Putting aside my own fairly grim experience with an overstretched south London GP surgery, it is also important to note that the vast majority of those approached did not respond to the survey at all. We can only speculate about their views. Moreover, the large group who believe there is not enough support available are arguably the most reliable witnesses. They are the ones diagnosing need, attempting referrals to secondary care and seeing at first hand where the system is falling short.
For more severe mental illnesses such as bipolar disorder and schizophrenia, diagnosis rests with secondary care professionals, not GPs. This is entirely appropriate given the specialist expertise required. Much of this clinical work is therefore already quite rightly beyond the scope of general practice.
A final word. Clarity over caricature
If we cut through the noise, Britain is not a country fabricating illness.
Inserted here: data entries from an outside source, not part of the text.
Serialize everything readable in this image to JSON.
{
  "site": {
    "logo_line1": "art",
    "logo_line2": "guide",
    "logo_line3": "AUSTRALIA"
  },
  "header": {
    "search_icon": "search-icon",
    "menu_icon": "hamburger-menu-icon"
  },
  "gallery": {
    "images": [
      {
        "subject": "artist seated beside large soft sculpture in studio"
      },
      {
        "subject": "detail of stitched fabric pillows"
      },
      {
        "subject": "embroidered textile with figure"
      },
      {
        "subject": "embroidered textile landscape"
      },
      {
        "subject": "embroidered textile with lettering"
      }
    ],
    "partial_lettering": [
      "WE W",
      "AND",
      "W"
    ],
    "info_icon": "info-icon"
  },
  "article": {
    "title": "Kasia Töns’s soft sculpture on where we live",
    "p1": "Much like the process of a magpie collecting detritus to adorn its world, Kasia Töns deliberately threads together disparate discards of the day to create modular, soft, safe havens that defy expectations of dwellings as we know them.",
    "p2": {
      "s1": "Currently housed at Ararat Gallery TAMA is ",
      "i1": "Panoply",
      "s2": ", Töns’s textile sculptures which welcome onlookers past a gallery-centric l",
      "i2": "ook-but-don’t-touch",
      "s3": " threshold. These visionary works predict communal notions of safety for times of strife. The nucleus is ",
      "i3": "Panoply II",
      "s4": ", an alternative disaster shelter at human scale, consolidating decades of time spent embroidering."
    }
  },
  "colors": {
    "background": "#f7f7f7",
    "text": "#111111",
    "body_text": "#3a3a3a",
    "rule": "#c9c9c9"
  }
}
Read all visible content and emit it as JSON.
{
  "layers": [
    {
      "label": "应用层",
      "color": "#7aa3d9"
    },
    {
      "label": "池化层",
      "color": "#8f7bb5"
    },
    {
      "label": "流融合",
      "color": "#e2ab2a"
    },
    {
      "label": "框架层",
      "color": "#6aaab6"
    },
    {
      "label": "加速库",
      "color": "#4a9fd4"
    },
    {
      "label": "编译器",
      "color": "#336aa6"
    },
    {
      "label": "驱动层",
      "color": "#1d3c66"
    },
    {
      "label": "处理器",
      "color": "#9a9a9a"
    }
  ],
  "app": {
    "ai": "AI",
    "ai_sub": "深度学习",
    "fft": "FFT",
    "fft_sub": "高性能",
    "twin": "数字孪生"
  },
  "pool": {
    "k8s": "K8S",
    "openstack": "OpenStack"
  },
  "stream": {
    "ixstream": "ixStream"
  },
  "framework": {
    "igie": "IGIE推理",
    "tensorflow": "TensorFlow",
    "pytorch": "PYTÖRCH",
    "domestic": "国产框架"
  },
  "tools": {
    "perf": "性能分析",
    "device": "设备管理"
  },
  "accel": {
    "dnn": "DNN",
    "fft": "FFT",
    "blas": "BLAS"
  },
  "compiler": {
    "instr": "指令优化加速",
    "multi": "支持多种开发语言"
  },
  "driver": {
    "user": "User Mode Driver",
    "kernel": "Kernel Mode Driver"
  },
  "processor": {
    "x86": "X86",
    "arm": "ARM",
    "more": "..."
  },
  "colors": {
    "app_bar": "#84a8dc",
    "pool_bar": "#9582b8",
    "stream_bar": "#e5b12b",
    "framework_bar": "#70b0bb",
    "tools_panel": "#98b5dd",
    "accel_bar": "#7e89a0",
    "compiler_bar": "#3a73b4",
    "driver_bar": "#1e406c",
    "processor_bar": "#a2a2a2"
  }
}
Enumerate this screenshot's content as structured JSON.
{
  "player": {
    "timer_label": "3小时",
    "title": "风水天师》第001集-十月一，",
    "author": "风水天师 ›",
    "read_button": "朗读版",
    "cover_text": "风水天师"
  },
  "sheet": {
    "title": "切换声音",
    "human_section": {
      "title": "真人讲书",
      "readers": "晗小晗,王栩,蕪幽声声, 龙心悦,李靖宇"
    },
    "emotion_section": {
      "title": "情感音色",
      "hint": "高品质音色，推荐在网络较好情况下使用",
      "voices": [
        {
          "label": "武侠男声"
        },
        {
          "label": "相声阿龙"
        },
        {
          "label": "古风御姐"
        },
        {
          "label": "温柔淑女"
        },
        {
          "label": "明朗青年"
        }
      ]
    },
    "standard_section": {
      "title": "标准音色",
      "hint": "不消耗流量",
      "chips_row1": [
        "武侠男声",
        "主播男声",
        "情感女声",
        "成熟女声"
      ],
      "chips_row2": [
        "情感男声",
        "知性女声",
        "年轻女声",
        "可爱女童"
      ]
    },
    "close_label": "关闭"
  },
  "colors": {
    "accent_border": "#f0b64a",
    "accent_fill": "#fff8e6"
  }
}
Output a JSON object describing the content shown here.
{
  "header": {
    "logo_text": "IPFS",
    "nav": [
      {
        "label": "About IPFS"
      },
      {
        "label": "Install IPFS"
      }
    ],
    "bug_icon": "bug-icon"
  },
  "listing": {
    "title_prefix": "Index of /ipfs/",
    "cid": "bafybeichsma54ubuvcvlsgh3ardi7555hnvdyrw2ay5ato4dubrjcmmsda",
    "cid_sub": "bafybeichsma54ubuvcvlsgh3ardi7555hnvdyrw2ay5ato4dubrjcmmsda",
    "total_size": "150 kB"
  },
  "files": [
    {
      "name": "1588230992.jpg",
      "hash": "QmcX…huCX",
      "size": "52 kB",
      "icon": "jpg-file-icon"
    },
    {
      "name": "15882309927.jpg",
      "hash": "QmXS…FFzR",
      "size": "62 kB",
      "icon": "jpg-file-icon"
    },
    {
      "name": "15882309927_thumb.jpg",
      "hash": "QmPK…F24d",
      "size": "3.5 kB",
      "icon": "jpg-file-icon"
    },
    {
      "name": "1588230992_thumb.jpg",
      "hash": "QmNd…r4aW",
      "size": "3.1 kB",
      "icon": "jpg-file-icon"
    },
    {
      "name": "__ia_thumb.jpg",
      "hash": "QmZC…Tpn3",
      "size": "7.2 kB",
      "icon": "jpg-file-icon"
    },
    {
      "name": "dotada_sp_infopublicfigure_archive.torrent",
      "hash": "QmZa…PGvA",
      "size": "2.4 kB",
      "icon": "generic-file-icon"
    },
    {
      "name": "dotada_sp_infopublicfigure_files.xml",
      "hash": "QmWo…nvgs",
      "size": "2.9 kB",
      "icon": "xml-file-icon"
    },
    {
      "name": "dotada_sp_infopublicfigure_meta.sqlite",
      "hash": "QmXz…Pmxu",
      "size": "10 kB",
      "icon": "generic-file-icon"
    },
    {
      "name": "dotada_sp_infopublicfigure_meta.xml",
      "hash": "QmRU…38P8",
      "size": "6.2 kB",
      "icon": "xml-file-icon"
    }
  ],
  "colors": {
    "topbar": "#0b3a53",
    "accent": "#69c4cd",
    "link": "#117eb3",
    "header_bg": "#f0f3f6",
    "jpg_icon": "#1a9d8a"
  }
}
It is a country grappling with growing distress, workforce strain and a social security system that is widely misunderstood.
At one end, some people may accurately describe themselves as experiencing anxiety, often driven by non-clinical factors such as debt, isolation or unemployment, while feeling uncertain about what support they need. At the other end, many wait years for an accurate diagnosis and endure torturous processes to access the right treatment.
Either way, evidence rather than speculation or personal prejudice must lead the debate. The goal should always be to secure the right support quickly and close to home, whether that support is clinical or social, rather than heaping stigma on people who are already under pressure. Above all, it is clarity over caricature that will allow us to become a nation that truly leads the way on mental health.